Alleen via Jezus kunnen we onze hemelse Vader benaderen:

HerzSt (Johannes 14:6) 6 Jezus zei tegen hem: Ik ben de Weg, de Waarheid en het Leven. Niemand komt tot de Vader dan door Mij.
HerzSt (1 Timotheüs 2:4) 4 Die wil dat alle mensen zalig worden en tot kennis van de waarheid komen.

Christenen verheugen zich als hun kinderen geloof stellen in de Christus en dus in Gods woord:

HerzSt (3 Johannes 1:4) 4 Ik heb geen grotere blijdschap dan hierover dat ik hoor dat mijn kinderen in de waarheid wandelen.

Hoe gaat de wereld om met waarheid?

HerzSt (Romeinen 1:25) 25 Zij hebben de waarheid van God vervangen door de leugen, en het schepsel vereerd en gediend boven de Schepper, Die te prijzen is tot in eeuwigheid.
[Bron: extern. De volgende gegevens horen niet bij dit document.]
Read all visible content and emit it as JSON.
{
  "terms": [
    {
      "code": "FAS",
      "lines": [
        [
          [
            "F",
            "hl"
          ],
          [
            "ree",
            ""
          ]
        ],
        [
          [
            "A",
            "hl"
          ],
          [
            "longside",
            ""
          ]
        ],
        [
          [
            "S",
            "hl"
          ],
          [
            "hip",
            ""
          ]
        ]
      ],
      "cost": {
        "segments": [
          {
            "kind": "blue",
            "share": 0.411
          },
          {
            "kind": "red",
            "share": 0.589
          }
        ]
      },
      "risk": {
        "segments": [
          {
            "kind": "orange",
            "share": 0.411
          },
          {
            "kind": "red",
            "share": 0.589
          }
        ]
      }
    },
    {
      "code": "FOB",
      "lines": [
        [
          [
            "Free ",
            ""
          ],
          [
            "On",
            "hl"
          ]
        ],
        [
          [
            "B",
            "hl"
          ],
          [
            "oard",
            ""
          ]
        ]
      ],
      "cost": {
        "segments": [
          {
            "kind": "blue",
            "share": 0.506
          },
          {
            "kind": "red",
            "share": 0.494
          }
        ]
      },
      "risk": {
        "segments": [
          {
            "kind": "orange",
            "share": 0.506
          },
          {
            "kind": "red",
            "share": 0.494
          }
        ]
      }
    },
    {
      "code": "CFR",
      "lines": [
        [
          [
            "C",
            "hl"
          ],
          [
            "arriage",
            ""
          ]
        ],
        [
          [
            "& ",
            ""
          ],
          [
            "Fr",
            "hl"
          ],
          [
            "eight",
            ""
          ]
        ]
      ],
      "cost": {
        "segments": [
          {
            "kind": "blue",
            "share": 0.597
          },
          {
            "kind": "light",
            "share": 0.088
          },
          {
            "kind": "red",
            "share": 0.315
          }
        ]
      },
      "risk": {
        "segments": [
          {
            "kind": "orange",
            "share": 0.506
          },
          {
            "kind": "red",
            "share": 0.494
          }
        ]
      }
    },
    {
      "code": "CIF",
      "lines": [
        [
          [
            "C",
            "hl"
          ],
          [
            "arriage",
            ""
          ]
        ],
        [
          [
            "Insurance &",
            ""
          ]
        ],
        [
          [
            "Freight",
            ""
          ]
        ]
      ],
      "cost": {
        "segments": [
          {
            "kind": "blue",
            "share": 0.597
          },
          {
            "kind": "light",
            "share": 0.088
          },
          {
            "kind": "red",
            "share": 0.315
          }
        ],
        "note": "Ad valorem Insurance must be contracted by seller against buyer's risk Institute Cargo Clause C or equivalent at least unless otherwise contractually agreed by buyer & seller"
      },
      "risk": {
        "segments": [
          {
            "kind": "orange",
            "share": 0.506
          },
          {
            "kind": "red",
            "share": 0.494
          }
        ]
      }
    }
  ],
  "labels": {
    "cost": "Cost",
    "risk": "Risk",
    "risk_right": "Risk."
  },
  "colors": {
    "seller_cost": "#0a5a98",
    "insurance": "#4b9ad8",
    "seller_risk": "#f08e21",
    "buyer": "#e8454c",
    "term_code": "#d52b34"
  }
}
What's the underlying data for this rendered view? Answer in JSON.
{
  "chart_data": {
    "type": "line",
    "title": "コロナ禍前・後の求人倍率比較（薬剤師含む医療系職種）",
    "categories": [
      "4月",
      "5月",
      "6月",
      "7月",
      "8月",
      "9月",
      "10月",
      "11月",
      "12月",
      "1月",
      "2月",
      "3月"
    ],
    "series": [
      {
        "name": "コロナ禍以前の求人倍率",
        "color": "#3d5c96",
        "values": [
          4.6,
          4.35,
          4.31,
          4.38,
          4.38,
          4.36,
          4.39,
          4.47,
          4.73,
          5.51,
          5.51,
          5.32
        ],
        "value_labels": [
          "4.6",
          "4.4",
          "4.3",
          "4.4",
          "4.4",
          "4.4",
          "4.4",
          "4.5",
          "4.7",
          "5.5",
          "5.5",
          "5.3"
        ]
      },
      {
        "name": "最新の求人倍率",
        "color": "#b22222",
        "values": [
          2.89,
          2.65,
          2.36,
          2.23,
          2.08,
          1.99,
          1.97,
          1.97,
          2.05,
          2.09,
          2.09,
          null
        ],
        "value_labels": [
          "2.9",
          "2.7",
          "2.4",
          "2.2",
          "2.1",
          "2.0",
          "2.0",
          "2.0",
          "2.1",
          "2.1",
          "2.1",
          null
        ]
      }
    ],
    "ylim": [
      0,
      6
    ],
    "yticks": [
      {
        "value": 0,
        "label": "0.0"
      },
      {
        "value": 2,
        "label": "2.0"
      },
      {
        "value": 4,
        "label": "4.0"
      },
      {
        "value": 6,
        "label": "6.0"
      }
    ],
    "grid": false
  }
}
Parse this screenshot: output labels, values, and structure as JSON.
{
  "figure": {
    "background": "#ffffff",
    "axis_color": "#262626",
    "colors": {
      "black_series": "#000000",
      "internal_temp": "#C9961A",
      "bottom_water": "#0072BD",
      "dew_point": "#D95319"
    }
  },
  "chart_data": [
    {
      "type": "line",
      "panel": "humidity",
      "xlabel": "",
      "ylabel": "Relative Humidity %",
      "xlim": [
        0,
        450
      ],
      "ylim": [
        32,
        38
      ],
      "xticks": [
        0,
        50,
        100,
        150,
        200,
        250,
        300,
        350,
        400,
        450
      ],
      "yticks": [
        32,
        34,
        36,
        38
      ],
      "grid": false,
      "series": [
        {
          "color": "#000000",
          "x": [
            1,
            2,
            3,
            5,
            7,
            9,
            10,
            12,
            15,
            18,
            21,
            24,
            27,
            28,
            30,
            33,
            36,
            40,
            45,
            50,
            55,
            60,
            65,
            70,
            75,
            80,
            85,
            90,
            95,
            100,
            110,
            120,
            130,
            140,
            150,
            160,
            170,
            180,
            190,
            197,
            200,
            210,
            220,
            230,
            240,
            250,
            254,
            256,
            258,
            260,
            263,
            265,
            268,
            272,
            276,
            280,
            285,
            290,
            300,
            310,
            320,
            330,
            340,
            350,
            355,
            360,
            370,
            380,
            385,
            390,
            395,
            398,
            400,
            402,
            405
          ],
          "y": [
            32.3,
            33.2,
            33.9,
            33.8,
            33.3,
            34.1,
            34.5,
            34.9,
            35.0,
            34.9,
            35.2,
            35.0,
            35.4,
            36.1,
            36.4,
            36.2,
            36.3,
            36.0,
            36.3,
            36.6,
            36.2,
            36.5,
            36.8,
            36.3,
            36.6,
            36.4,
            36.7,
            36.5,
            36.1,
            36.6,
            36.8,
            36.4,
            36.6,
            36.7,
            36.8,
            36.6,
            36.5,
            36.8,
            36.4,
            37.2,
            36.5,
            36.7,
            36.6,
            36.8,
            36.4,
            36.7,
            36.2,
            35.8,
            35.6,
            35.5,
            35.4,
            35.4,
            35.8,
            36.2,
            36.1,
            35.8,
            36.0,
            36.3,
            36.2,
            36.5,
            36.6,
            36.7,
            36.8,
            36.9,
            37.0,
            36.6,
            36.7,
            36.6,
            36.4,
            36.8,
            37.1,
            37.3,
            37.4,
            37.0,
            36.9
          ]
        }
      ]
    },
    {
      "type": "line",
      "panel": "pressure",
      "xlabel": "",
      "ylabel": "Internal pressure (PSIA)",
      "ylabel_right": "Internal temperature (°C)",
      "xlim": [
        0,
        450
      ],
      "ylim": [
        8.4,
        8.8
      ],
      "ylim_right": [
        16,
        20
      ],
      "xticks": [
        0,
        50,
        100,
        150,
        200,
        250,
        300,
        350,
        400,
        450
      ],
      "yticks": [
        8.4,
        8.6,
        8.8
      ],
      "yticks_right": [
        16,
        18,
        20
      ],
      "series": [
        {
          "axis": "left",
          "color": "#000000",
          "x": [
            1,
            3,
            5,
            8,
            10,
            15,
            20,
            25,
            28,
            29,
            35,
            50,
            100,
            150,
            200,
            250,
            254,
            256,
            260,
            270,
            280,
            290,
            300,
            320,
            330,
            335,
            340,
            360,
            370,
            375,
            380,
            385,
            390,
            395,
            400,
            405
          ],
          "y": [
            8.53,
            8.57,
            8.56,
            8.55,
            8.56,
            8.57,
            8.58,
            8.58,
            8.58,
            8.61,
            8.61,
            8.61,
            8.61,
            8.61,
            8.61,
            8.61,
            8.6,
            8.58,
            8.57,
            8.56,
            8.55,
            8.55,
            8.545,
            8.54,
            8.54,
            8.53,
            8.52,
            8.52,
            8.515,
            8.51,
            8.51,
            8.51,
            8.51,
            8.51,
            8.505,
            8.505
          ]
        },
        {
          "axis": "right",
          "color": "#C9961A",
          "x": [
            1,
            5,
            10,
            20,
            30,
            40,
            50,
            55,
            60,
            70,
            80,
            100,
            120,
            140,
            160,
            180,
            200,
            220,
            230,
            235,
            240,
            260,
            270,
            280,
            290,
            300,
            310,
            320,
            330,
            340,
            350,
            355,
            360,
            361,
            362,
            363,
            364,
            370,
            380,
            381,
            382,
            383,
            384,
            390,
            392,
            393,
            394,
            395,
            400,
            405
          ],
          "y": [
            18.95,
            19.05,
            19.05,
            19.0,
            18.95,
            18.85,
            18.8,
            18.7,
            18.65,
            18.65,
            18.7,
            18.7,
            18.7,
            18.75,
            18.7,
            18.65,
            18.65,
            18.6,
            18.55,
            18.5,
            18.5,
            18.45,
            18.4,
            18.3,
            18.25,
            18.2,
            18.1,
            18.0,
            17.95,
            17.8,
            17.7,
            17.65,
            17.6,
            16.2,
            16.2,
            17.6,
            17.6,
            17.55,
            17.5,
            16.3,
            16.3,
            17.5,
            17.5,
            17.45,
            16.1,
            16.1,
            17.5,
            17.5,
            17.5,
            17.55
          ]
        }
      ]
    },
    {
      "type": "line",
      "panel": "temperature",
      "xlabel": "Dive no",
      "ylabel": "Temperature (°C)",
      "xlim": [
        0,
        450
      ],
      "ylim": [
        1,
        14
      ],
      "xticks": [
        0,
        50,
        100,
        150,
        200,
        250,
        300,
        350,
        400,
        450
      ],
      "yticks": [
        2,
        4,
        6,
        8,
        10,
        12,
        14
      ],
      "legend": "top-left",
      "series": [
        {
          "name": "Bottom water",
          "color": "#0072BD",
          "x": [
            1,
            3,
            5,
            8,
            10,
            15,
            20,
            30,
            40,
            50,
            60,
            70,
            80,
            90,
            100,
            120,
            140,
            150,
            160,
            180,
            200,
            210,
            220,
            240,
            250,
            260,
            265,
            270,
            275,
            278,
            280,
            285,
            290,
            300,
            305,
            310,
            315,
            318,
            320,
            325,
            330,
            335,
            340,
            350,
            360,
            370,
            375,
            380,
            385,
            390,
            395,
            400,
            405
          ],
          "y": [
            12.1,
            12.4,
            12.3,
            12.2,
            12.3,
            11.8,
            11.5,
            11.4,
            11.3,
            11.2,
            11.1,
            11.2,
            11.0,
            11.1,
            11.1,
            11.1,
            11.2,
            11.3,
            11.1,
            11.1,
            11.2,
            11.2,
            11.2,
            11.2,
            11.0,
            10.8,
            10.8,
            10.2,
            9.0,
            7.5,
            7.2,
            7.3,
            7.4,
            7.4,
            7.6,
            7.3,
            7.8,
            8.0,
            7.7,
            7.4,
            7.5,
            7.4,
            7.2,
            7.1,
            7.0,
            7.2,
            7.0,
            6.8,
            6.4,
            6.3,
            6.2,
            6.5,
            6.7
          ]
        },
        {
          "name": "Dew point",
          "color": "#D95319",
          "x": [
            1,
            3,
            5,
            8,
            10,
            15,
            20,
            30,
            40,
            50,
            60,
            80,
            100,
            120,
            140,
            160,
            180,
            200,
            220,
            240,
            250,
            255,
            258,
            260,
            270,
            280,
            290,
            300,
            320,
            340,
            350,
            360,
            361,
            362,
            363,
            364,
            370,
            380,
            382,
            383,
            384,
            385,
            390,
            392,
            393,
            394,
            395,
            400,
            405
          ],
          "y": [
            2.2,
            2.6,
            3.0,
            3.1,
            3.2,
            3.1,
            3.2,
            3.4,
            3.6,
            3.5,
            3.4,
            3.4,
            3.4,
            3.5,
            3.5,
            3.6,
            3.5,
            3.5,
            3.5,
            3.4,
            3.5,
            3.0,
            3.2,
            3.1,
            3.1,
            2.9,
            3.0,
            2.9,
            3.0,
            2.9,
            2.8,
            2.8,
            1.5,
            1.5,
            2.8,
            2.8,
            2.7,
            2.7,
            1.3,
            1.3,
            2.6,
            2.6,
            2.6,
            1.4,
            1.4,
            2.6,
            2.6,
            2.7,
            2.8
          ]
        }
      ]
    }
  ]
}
Amen.
HerzSt (Jesaja 5:20-21) 20 Wee hun die het kwade goed noemen en het goede kwaad; die duisternis voorstellen als licht, en licht als duisternis; die bitter voorstellen als zoet en zoet als bitter. 21 Wee hun die in hun eigen oog wijs zijn en naar hun eigen mening  verstandig.

  • De eerste Christelijke gemeenschap en de eerste opbouw

De eerste gemeenten bestonden uit de apostelen en verder praktisch allemaal heiligen:

HerzSt (1 Korinthe 14:33) 33 Want God is geen God van wanorde, maar van vrede, zoals in alle gemeenten van de heiligen.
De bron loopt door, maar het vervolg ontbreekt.